Daishonin afirma: “Isso significa que a proteção das divindades depende da força de nossa fé” (O General Tigre de Pedra, WND, v. I, p. 953).


O espírito de “diferentes em corpo, unos em mente” (jap., itai doshin) é a mais importante diretriz para se criar a união harmoniosa da prática da fé visando a expansão do kosen-rufu.

“Diferentes em corpo” (itai) indica as diferenças que existem entre as pessoas como aparência, individualidade, características ou posição social. “Unos em mente” (doshin) significa possuir a mesma mente, isto é, o mesmo ideal ou objetivo.

Em nossa prática do budismo, promover o kosen-rufu, a ampla propagação da Lei Mística para possibilitar todas as pessoas a atingirem o estado de buda, é o grande desejo do Buda e o nosso objetivo primordial. Em “unos em mente”, “mente” (shin) refere-se à “fé” e ao mesmo tempo, o espírito de unir os corações em prol do kosen-rufu.

Nichiren Daishonin afirma: “Se o espírito de ‘diferentes em corpo, unos em mente’ prevalecer entre as pessoas, elas alcançarão todos os seus objetivos, ao passo que se o espírito de ‘unos em corpo, diferentes em mente’ predominar, não conseguirão obter nada digno de nota” (Diferentes em Corpo, Unos em Mente, CEND, v. I, p.646).


Muitas vezes as pessoas encaram a prática budista como algo separado do dia a dia a ser realizada em algum local especial ou num horário totalmente distinto das demais tarefas diárias. A prática do Budismo de Nichiren Daishonin e a vida diária não devem servistas de forma separada e independentes entre si.

Nos escritos de Daishonin consta: “Considere o serviço prestado a seu senhor feudal como a prática do Sutra do Lótus” (Resposta a um Adepto, WND, v.I, p. 905).

Isso significa que as diversas atividades da vida diária são por si só o próprio exercício budista. Quando dedicamos sinceros esforços com base na recitação do daimoku ao Gohonzon, a própria batalha em meio à realidade diária se torna a oportunidade para a manifestação de nosso estado de buda e, ao mesmo tempo, o palco para a transformação da vida.


Nichiren Daishonin afirma em seus escritos: “O propósito do advento do buda Shakyamuni, senhor dos ensinamentos, neste mundo reside em seu comportamento como ser humano.” (Os Três Tipos de Tesouro, WND, v. I, p. 852).

O mais nobre “comportamento como ser humano” se encontra na ação de “respeitar as pessoas”. No Sutra do Lótus é revelada a prática do bodisatva Jamais Desprezar que reverenciava todas as pessoas em respeito ao estado de buda inerente à vida delas.

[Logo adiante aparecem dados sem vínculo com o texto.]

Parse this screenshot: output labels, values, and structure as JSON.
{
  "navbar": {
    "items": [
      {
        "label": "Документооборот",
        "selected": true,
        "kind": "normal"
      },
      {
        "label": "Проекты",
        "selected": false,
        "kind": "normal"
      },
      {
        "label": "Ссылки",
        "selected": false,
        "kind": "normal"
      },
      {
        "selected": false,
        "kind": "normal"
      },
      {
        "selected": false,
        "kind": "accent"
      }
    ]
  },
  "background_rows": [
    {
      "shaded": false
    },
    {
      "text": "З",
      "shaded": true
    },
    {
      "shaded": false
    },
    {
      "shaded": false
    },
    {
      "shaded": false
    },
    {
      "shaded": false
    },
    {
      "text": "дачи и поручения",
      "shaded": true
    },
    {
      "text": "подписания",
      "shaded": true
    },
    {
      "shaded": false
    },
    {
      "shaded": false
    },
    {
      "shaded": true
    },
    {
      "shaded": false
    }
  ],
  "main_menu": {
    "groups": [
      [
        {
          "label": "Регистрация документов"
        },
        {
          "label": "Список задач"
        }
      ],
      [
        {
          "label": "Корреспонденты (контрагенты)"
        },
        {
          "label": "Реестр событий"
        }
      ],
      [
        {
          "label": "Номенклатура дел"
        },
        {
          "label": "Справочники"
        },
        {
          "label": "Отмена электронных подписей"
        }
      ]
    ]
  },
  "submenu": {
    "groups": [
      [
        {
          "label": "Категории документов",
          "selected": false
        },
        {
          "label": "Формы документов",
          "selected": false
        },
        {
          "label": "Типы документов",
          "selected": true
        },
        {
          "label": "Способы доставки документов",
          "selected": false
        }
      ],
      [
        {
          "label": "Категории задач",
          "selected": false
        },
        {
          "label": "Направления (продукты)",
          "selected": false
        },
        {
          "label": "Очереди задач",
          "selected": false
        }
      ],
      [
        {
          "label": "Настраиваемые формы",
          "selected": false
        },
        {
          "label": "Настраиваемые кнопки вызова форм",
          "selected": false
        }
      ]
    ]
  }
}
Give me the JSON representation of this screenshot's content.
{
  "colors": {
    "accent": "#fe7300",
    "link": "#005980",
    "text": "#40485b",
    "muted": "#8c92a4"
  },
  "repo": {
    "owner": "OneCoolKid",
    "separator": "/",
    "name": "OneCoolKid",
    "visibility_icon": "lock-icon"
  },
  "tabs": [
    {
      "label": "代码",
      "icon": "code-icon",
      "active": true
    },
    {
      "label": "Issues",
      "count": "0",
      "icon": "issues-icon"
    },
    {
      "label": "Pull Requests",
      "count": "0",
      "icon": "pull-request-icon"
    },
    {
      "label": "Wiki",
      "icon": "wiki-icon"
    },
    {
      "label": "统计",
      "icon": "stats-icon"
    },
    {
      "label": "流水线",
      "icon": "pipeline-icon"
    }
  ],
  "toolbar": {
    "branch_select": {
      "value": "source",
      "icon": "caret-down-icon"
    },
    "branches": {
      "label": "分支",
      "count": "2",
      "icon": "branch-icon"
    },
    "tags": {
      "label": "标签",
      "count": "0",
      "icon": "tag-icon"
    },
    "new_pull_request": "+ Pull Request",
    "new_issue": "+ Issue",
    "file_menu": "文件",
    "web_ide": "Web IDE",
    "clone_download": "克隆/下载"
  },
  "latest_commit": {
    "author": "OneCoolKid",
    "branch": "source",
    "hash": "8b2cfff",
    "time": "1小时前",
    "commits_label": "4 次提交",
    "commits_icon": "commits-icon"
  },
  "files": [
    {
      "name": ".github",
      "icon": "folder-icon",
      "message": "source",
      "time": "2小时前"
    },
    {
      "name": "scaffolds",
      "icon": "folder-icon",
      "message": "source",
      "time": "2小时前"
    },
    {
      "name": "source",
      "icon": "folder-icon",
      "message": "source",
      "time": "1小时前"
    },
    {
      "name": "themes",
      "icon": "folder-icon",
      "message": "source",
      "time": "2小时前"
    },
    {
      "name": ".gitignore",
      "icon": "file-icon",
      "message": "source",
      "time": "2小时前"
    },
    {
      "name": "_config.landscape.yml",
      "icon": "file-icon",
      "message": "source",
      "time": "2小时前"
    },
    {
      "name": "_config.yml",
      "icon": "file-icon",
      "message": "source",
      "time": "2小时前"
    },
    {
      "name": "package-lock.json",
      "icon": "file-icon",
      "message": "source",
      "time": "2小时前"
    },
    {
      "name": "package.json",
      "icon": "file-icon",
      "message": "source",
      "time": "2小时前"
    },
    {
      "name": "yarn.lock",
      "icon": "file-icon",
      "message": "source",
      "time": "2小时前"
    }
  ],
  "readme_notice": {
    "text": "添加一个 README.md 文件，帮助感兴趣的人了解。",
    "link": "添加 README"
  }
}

Mesmo alguém que não tenha despertado para o seu próprio estado de buda, a pessoa possui em seu interior a condição de buda e o potencial para manifestá-la. O Budismo de Nichiren Daishonin proporciona a realização da reforma da sociedade com base no diálogo a partir do princípio de respeito a todo ser humano.

A era maléfica dos Últimos Dias da Lei caracteriza-se pela vida de ilusão e dúvida, menosprezo aos outros, discriminação ao ser humano e pela ideologia da manipulação de pessoas como meros instrumentos. A única forma de mudar tal tendência negativa da sociedade e elevar a condição de vida de cada um é expandir as ações de “comportamento como ser humano” de respeito à dignidade da vida e ao ser humano; de expandir o “bem” e condenar o “mal".